Molti si chiedono come mai non siano emersi problemi durante le fasi di test, dato che i test di nuovi software o aggiornamenti si svolgono su macchine fisiche o virtuali che dovrebbero replicare esattamente i PC/Server in uso; questo è corretto, tuttavia…

Cosa sono le macchine virtuali e qual’è la loro utilità in fase di test.

I test di nuovi software o aggiornamenti sono generalmente condotti sia su macchine fisiche che virtuali. Le macchine virtuali sono ambienti software che emulano sistemi informatici e possono replicare le funzionalità di un computer fisico.
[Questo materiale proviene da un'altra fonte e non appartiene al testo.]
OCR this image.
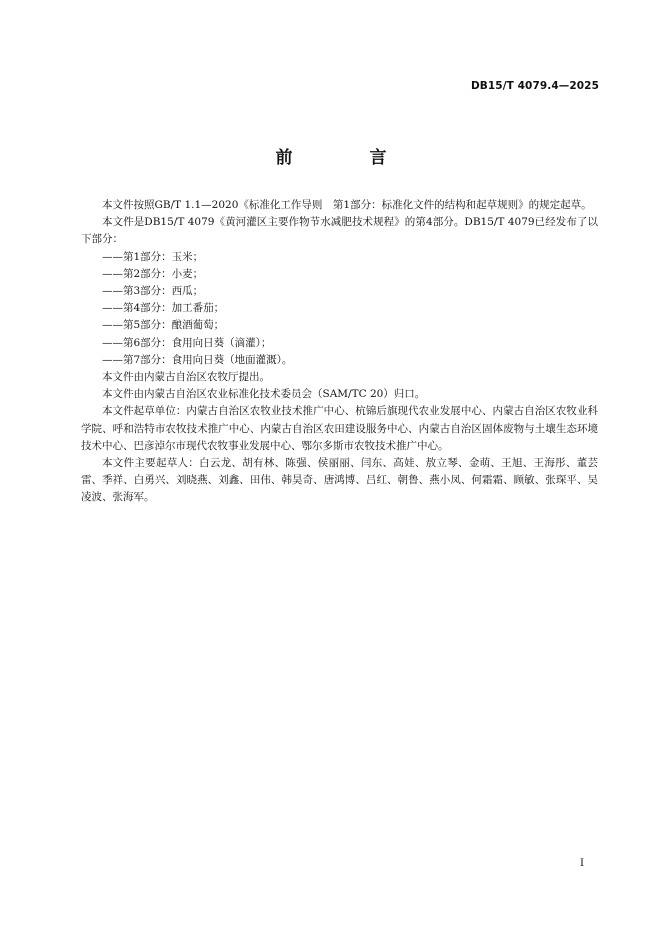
DB15/T 4079.4—2025
前　言

本文件按照GB/T 1.1—2020《标准化工作导则　第1部分：标准化文件的结构和起草规则》的规定起草。

本文件是DB15/T 4079《黄河灌区主要作物节水减肥技术规程》的第4部分。DB15/T 4079已经发布了以下部分：

——第1部分：玉米；

——第2部分：小麦；

——第3部分：西瓜；

——第4部分：加工番茄；

——第5部分：酿酒葡萄；

——第6部分：食用向日葵（滴灌）；

——第7部分：食用向日葵（地面灌溉）。

本文件由内蒙古自治区农牧厅提出。

本文件由内蒙古自治区农业标准化技术委员会（SAM/TC 20）归口。

本文件起草单位：内蒙古自治区农牧业技术推广中心、杭锦后旗现代农业发展中心、内蒙古自治区农牧业科学院、呼和浩特市农牧技术推广中心、内蒙古自治区农田建设服务中心、内蒙古自治区固体废物与土壤生态环境技术中心、巴彦淖尔市现代农牧事业发展中心、鄂尔多斯市农牧技术推广中心。

本文件主要起草人：白云龙、胡有林、陈强、侯丽丽、闫东、高娃、敖立琴、金萌、王旭、王海彤、董芸雷、季祥、白勇兴、刘晓燕、刘鑫、田伟、韩昊奇、唐鸿博、吕红、朝鲁、燕小凤、何霜霜、顾敏、张琛平、吴凌波、张海军。

I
Questo permette di testare il software in diversi scenari e configurazioni hardware senza la necessità di disporre di molteplici macchine fisiche.

Inoltre, gli strumenti di monitoraggio e gestione delle macchine virtuali aiutano a ottimizzare le prestazioni e a rilevare problemi che potrebbero non essere evidenti durante i test iniziali. Questi strumenti supportano una varietà di tecnologie di virtualizzazione come VMware, Microsoft Hyper-V e Nutanix AHV, fornendo una visibilità approfondita dell’ambiente virtuale e aiutando a garantire la disponibilità e l’integrità dell’infrastruttura virtuali.

Tuttavia, anche con test approfonditi, alcuni problemi possono sfuggire alla fase di test e manifestarsi solo in condizioni di produzione reali, a causa di variabili impreviste o interazioni complesse tra sistemi che sono difficili da replicare in un ambiente di test.

Ripristino di una macchina compromessa con l’aggiornamento Crowdstrike.

Nelle scorse ore, un aggiornamento difettoso del sensore Falcon di Crowdstrike ha provocato il blocco di numerosi PC e server Windows in tutto il mondo, causando problemi a infrastrutture critiche di banche, aeroporti, emittenti televisive e altri servizi.

Crowdstrike ha rilasciato una soluzione temporanea per il problema.

Gli utenti devono riavviare Windows in Modalità Sicura o nel Recovery Environment, navigare nella cartella C:\Windows\System32\drivers\CrowdStrike e cancellare il file C-00000291*.sys, poi riavviare il dispositivo normalmente.

Questa soluzione ha risolto i problemi nelle singole macchine, ma vi assicuro che nel caso di sistemi complessi, non è un semplice DEL di un file, ma il ripristino di numerose macchine anche con una sequenza ben definita, per garantire il ripristino di tutte le funzionalità di rete e dei sistemi interconnessi, senza contare i sistemi ed i blocchi di protezione che non rendono l’esecuzione del comando DEL così semplice ed immediata.